Synopses & Reviews
Cultural Writing. Interviews. Fiction. Essays. Updated with Vale's last interview with Burroughs on april 27, 1997, plus photos of burroughs, gysin, genesis p-orridge. This is a manual of ideas and insights. Strikingly designed, with rare photographs, bibliographies, discographies, chronologies and illustrations. Interviews with pioneering artists William S. Burroughs, Brion Gysin, and Throbbing Gristle proposes ground-breaking, radical cultural agendas, as noted by the London Observer. Topics discussed include self-defense, biological warfare, revolution, utopias, assassination, con-men, politicians, lost inventions, turning points in history, the killing of JFK, dreams, ideal education, Hassan I Sabbah, nuclear weaponry, cloning, the cut-up theory and practice in producing prophetic writing, Moroccan trance music, the Dream Machine, art forgeries, Manson, the media control process, prostitution, the possibilities of video, and what else??
Synopsis
In an inspired touch, RE/Search publisher V. Vale brought together the work of groundbreaking novelist William Burroughs and avant-garde painter Brion Gysin (already linked by their collaborations in the cut-up” method of artistic creation) with the founders of industrial music, Throbbing Gristle, for this seminal document of 80s underground culture.
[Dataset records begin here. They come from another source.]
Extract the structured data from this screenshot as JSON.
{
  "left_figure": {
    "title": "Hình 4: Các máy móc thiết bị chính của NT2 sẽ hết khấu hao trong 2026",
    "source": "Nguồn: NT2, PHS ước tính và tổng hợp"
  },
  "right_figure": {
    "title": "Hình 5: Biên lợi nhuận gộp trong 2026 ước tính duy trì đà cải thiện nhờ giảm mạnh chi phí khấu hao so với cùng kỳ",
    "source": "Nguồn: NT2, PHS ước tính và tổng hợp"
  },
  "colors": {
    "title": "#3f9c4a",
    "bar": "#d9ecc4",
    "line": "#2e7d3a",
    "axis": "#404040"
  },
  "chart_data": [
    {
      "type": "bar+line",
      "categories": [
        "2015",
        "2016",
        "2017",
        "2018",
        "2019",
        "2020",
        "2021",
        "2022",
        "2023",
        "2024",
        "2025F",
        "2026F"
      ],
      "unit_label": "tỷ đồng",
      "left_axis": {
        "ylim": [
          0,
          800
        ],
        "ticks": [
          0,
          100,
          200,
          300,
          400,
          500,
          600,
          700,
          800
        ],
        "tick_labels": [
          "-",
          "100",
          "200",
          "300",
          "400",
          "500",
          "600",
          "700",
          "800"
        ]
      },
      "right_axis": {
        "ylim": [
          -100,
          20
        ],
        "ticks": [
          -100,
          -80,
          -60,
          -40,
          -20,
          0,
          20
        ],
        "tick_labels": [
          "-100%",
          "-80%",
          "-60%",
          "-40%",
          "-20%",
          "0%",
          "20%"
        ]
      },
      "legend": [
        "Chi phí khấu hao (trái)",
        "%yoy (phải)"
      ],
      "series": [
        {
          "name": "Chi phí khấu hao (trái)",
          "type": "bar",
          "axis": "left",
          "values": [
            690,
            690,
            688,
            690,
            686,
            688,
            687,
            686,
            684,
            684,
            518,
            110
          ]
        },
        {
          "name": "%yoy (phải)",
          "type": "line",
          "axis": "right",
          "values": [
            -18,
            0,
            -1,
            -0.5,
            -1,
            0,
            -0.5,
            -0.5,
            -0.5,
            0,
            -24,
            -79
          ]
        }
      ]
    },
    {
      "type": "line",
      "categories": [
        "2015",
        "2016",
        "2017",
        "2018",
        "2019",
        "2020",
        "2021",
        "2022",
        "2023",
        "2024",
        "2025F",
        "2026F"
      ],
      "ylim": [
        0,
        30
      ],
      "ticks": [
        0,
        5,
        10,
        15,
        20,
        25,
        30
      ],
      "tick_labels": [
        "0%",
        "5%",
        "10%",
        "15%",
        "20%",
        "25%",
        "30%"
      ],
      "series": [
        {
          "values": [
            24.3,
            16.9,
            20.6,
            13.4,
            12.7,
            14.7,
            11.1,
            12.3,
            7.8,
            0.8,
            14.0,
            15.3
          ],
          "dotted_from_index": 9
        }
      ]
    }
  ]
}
Originally published in 1982, the book combined primary source interviews,” in which subjects discuss advanced ideas involving the social control process, creativity, and the future; scarce essays; rare fiction excerpts; bibliographies; discographies; and biographies. The book quickly became a celebrated addition to RE/Searchs notorious list and to the canon of 80s subculture. This expanded edition contains previously unpublished interviews with Burroughs, Gysin, and Throbbing Gristle by V. Vale; a new article on Throbbing Gristle with photographs; unseen photographs of Burroughs; and much more to satisfy both the Burroughs, Gysin, and Gristle completist and anyone who wants to make sense of the kinds of cultural assaults they embodied.